Each request sends the following pieces in the session:

  • fb_sig_session_key: session key (hopefully infinite)
  • fb_sig_user: uid
  • fb_sig_added: boolean 1/0, is it added
  • fb_sig_time: current time, float sec since epoch
  • fb_sig_friends: comma sep'd list of uids

The wiki is a treasure trove. Keep it open all the time.

Tracking

You need to know you're tuning your app in the right direction. Here's some good stats to track:

  • Infinite Sessions
  • Page Views
  • Installs/Uninstalls
  • Invites Sent/Opened

If you have infinite session key, you can look at their info for as long as you're installed. Allows you to regen their profile regularly, etc.

Use Google Analytics, Quantcast to capture stats.

Not sure if FBJS allows Google Urchin yet.

Google Analytics doesn't manage to capture good stats (gets bad total uniques/page views) sometimes if you're doing "fancy things" where Quantcast is very straightforward, brute-force and rock-solid reliable.

Tracking via post-add URL: how are you getting installed? day-to-day growth is important for sensing how your user community is reacting. Set "next" parameter (&next=...) and send to something that reacts dynamically to that param.

Tracking via post-remove URL:  gets called at uninstall; just be sure you're being pinged by FB and catch the user id. You don't have to ditch their info, but note that they've uninstalled.

Debugging

You must have a dev app and a production app.

FB Dev blog explains how to make test accounts which won't be removed.

Use cases: They're looking at your app but haven't added; they've added; they're looking at someone's profile and have/don't have your app, .... Be sure you consider them all.

Look at HTML for debug info; it shows you everything FB set and sent in a comment.

Firebug: use the console to see the AJAX calls to be sure that the request went out right and got a good response.

Test on all browsers, including IE 6 & 7. Use Fiddler (Windows only HTTP debugging proxy) to see all the calls in IE.

Be sure your browser isn't caching content you expect to be updated.

MS Script Debugger for debugging JS. Allows you to break into JS and step thru.

File logging, email notifications in your app: you'll see invisible errors and track production issues.

Invites

FB gives multi-selector for picking your friends.

fb:request_form tag gives you an easy

After the user clicks the action in invites (either to do it or skip it) you can take care of them (preview, thank, etc). FB tells you who's been sent an invite (friend_ids)

Profile FBML is cached at FB, as are images. You can use API to invalidate cache data.

FB:Refs are also cached.

 

FB carries the bulk of the load. Usually scaling is a DB issue on your side.

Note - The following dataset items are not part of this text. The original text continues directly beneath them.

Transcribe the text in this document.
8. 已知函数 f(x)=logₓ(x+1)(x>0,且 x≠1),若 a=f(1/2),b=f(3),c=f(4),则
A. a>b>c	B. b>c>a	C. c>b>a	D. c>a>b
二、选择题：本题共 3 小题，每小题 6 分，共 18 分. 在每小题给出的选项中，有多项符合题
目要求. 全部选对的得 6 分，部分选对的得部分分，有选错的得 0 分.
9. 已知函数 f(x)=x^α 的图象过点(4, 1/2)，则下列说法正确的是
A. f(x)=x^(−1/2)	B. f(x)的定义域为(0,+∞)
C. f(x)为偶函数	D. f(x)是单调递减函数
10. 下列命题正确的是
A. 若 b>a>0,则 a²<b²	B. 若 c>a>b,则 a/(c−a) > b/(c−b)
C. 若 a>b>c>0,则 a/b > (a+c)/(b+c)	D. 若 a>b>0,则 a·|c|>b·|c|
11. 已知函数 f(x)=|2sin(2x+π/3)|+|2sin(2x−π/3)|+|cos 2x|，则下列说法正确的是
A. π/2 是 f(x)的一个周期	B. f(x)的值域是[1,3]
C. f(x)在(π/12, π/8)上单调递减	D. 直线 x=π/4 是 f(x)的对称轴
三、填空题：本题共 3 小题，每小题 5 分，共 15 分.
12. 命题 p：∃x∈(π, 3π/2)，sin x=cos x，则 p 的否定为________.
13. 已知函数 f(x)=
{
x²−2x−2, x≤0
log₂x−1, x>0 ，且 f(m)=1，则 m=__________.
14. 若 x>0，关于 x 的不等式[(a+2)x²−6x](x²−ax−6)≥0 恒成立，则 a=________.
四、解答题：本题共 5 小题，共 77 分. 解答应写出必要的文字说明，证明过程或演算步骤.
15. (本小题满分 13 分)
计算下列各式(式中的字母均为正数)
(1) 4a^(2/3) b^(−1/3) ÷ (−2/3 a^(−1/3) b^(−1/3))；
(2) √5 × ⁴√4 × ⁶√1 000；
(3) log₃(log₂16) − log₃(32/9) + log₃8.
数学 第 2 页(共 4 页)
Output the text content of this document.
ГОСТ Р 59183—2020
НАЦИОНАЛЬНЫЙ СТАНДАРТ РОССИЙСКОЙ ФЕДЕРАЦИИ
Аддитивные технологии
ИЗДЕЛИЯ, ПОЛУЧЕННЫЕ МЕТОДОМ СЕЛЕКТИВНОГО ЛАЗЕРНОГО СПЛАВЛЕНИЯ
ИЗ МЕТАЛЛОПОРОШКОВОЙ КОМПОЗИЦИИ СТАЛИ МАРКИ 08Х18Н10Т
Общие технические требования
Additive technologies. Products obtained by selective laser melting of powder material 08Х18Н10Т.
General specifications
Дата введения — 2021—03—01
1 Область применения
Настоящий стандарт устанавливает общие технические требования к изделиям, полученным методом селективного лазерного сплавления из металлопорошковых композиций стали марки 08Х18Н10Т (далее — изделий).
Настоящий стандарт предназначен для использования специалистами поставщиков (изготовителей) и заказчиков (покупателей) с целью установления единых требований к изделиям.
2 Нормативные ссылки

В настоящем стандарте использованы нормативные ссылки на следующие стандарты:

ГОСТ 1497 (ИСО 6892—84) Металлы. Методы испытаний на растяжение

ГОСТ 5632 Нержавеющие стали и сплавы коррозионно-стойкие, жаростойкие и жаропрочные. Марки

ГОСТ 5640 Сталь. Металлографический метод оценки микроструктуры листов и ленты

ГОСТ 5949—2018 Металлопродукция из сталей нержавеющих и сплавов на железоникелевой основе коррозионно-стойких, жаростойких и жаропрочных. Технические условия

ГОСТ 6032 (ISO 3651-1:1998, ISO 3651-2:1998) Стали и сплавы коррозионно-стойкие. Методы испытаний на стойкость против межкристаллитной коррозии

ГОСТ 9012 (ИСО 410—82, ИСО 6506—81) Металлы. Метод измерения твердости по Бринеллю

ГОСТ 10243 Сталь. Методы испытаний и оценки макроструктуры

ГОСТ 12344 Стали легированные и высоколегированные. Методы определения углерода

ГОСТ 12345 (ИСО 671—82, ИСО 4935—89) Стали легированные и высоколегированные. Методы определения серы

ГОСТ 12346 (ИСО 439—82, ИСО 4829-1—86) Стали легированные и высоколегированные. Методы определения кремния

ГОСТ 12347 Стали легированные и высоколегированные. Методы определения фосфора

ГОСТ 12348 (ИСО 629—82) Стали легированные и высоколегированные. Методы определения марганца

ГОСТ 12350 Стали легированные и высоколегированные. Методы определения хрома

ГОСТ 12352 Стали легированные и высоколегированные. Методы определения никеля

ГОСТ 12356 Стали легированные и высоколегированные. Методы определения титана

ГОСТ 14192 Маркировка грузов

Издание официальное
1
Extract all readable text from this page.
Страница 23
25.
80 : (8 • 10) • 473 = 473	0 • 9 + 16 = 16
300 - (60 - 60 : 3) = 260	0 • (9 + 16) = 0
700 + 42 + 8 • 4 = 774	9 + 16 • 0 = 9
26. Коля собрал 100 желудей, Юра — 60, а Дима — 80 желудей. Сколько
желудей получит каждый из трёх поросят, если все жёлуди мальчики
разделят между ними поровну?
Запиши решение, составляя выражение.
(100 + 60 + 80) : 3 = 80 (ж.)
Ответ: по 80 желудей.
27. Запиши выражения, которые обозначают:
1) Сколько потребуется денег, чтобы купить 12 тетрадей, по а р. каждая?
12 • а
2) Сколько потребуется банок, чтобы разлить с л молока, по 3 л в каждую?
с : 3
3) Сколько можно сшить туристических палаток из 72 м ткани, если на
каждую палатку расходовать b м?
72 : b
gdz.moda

Amazon EC2 and S3 are very useful for doing big FB apps.


And then we ran out of time. Jia and Raymond ran a tight session. It kept moving, they actively made sure everyone was moving along well, and I actually got an app running. They kept it really simple, from Hello World to some basic essential concepts, no DB, nothing unnecessary. An ideally structured hands-on workshop.